Ushguli, Georgia – Europe’s Highest Village

The peaks of the Caucasus Mountains dwarf the crumbling defensive towers that are doing their best to reach up to the sky. High above the rest of Europe, for those who still include Georgia as its final frontier, the village of Ushguli is the continent’s highest continually inhabited settlement.

Svan towers and Mount Shkhara

Svan towers and Mount Shkhara

Ushguli is also unusual in that it’s not a singular village, but rather four small communities clustered together in a remote part of northern Georgia. This region of Svaneti is a land wrapped in myth. It was once the supposed home of the Golden Fleece, where sheepskin hides were used in panning for gold in the mountain rivers, and Svaneti also made up the northern fringes of the ancient kingdom of Colchis. In more recent history, Svaneti was known for its bandits, Medieval defensive towers and local tribes with their own culture and the Svan language.

Mestia - the restored old town.

Mestia – the restored old town.


Since the new road opened, connecting the rest of Georgia to Mestia, the main town in Svaneti, the region has started to modernise at a drastic rate. Mestia has already embarked on its aggressive mission to become the Swiss resort of the Caucasus, and while the old part of the town retains its unique character dotted with signature Svan towers, the rest of the town has been transformed into a chic European style ski resort.



Mount Ushba - one of the highest mountains in this part of the Caucasus Mountains.

Mount Ushba – one of the highest mountains in this part of the Caucasus Mountains.

Ushguli on the otherhand provides an old world contrast, since it is protected by its position deep the mountains and is at the end of a bad road only accessible by a vehicle with a four wheel drive. However, it is only a matter of time till the modern world catches up with it.

Young men still ride through Ushguli’s streets, galloping on horseback besides free-range livestock, ranging from pigs to goats, splashing through the muddy paths in a world that feels like it hasn’t changed in centuries. The only sign of the outside, modern world are the electricity pilons hanging losely between the houses.

One of the residents of Ushguli

One of the residents of Ushguli

At first the dilapidation is a bit of a shock. Parts of the village are abandoned, with towers that have partly collapsed or emptied buildings, scattered in clusters between the craggy mountains and rolling green hills and wild woodlands. The first communities we passed on the road from Mestia, Murqmeli and Chazhashi, are the most run down, but crossing the river, headed up by a glacier that’s 8km away, the livelier hamlets of Chvibiani and Zhibiani are where we found the core of Ushguli’s life. There are 70 families in Ushguli and one small school in Ushguli. Despite its location of being 2200m above sea level, and being in a region that can often get cut off from the world in the winter, it is a community that is continually inhabited.

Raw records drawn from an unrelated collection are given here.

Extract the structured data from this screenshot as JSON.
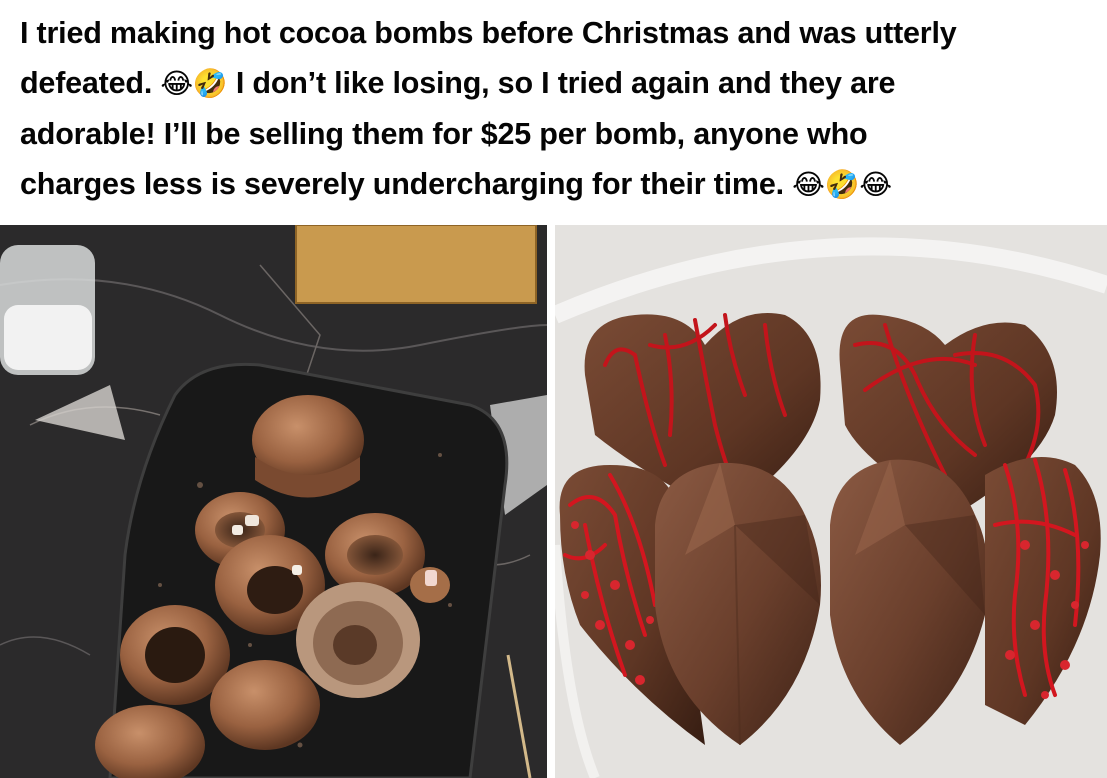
{
  "post": {
    "lines": [
      [
        "I tried making hot cocoa bombs before Christmas and was utterly"
      ],
      [
        "defeated. ",
        "😂🤣",
        "  I don’t like losing, so I tried again and they are"
      ],
      [
        "adorable!  I’ll be selling them for $25 per bomb, anyone who"
      ],
      [
        "charges less is severely undercharging for their time. ",
        "😂🤣😂"
      ]
    ]
  },
  "photos": {
    "left": {
      "icon": "broken-cocoa-bombs-photo"
    },
    "right": {
      "icon": "heart-cocoa-bombs-photo"
    }
  }
}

The tourist infrastructure is minimal, with a small café in Chvibiani serving a hearty Svan meat pie known as Kubdari and pitchers of beer. There are some guesthouses and homestays in the busier part of the village, but it’s a complete contrast to the Alpine resort back in Mestia.

Ushguli’s lone café-cum-bar still attracts its fair share of characters, from the Iranian and Bulgarian hippie duo travelling round the world looking to spread love in remote corners of the world to the two young Israelis who had just got out of their military service, not to mention the frustrated Englishman heading through the mountains on a banger rally from Budapest to Yerevan.

Entering Ushguli

Entering Ushguli

I separated from our group to explore the quieter parts of the village. Although, the 35ºC weather quickly turned into a cold shower, and I found myself sheltering in the ruins in Chazhashi, rather concerned about the thunder and lightening that shook the loose stones in the tower above me. Fortunately the rain didn’t last, and I trudged though the muddy path down to Murqmeli on the outskirts of the village. However, this hamlet was the least populated and almost entirely ruined. It resembled a ghost town, but there was still a family or two living among the ruins. Children kicked a ball about in an open yard that framed the site of a house that once stood there.



Going back to Svaneti’s main town reminded me that Ushguli’s remote and unique life and culture was at risk from succumbing to the modern world. Would it also become a part of the new Georgian Switzerland or somehow retain its own identity while co-existing with our century?